Kissimmee loan officer charged with falsifying documents, bank fraud and identity theft
A loan officer is accused of a bizarre scheme to help homebuyers get bigger loans than they otherwise could have.
She was working for a mortgage company in Kissimmee at the time and later started her own business.
Court records show she is also accused of impersonating judges.
According to the federal indictment, she is charged with fabricating forged divorce documents, including forging the signatures of 9th Judicial Circuit judges and forging forged child support documents to give the impression that borrowers had more money than they actually had.
Evelisse Hernandez was a loan officer working in Kissimmee; now she faces federal charges, bank fraud and aggravated identity theft.
Channel 9 stopped by her home in Osceola County, and it appears she looked outside, then immediately locked the door and apparently didn’t want to talk about the case.
Federal prosecutors believe that while she was helping people get mortgages to buy homes, she was creating fake court documents, including marriage dissolution judgments.
They also allege that Hernandez fabricated false state documents showing the borrowers were receiving child support that they weren’t actually receiving.
Then she allegedly prepared loan applications with false information and falsified documents that would show borrowers were bringing in more money than they actually were.
In total, investigators believe she did this with more than 15 home loans and earned at least $130,000 over a year and a half from extra loan commissions.

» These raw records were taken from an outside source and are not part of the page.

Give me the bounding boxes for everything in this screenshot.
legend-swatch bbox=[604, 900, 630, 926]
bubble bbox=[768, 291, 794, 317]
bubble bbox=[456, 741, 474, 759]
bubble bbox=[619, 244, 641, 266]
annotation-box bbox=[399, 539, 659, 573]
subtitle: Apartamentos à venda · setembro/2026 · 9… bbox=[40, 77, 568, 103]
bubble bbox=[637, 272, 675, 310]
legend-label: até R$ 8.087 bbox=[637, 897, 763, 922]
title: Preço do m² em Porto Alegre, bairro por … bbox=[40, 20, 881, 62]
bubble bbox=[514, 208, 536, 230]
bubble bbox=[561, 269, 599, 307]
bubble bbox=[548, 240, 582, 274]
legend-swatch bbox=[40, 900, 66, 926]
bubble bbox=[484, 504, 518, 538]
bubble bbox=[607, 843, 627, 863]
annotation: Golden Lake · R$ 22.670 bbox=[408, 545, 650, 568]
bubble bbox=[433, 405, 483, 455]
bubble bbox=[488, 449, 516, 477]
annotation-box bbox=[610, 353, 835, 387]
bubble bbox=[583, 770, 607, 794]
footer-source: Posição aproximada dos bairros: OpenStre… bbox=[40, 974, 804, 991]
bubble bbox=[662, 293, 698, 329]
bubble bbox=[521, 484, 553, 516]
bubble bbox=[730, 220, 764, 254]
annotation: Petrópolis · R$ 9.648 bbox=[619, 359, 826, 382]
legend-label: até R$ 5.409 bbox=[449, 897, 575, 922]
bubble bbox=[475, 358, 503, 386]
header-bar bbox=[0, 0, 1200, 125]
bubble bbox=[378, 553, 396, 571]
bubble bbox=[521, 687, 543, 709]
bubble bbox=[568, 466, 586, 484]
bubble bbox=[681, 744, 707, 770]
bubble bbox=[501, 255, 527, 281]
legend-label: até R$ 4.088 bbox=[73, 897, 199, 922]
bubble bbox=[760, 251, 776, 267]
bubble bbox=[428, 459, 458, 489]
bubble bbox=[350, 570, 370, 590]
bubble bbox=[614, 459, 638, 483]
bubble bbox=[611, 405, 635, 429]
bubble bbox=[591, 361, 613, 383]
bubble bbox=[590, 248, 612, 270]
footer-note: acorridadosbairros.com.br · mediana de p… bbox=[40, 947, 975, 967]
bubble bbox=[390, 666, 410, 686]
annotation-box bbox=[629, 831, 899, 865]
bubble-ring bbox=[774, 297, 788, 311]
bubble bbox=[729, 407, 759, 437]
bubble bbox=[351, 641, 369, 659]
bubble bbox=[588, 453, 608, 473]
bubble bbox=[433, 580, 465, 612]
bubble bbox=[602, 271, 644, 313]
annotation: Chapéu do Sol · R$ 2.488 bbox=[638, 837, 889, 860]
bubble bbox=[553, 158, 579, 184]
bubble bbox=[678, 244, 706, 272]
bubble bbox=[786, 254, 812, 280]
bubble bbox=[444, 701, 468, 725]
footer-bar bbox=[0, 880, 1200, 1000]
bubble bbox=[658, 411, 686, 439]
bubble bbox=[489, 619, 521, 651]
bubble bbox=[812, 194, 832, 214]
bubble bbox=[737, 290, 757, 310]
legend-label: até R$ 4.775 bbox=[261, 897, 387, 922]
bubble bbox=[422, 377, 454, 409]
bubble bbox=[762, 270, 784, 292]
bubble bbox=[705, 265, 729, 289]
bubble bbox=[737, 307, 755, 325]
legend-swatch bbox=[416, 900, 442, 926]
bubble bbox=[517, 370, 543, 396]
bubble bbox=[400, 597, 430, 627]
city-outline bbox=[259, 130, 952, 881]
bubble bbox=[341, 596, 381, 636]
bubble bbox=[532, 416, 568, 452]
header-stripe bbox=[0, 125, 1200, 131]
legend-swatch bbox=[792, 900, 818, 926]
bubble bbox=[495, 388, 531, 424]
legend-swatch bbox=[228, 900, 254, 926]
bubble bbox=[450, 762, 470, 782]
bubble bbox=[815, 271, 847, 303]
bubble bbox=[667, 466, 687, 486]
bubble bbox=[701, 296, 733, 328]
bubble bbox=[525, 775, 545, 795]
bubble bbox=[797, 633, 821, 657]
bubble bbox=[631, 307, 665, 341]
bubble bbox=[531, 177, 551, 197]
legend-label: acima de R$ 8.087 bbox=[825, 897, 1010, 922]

A borrower told Channel 9 he was a first-time home buyer and trusted Hernandez.
He was surprised when federal investigators told him that Hernandez had created false documents showing he was divorced and receiving child support.
He told Channel 9 that he had young children and feared losing his home because of his alleged actions.
Hernandez is on bail pending trial.
If convicted, she faces up to 30 years in prison for each count of bank fraud and an additional two years for the aggravated identity theft charges.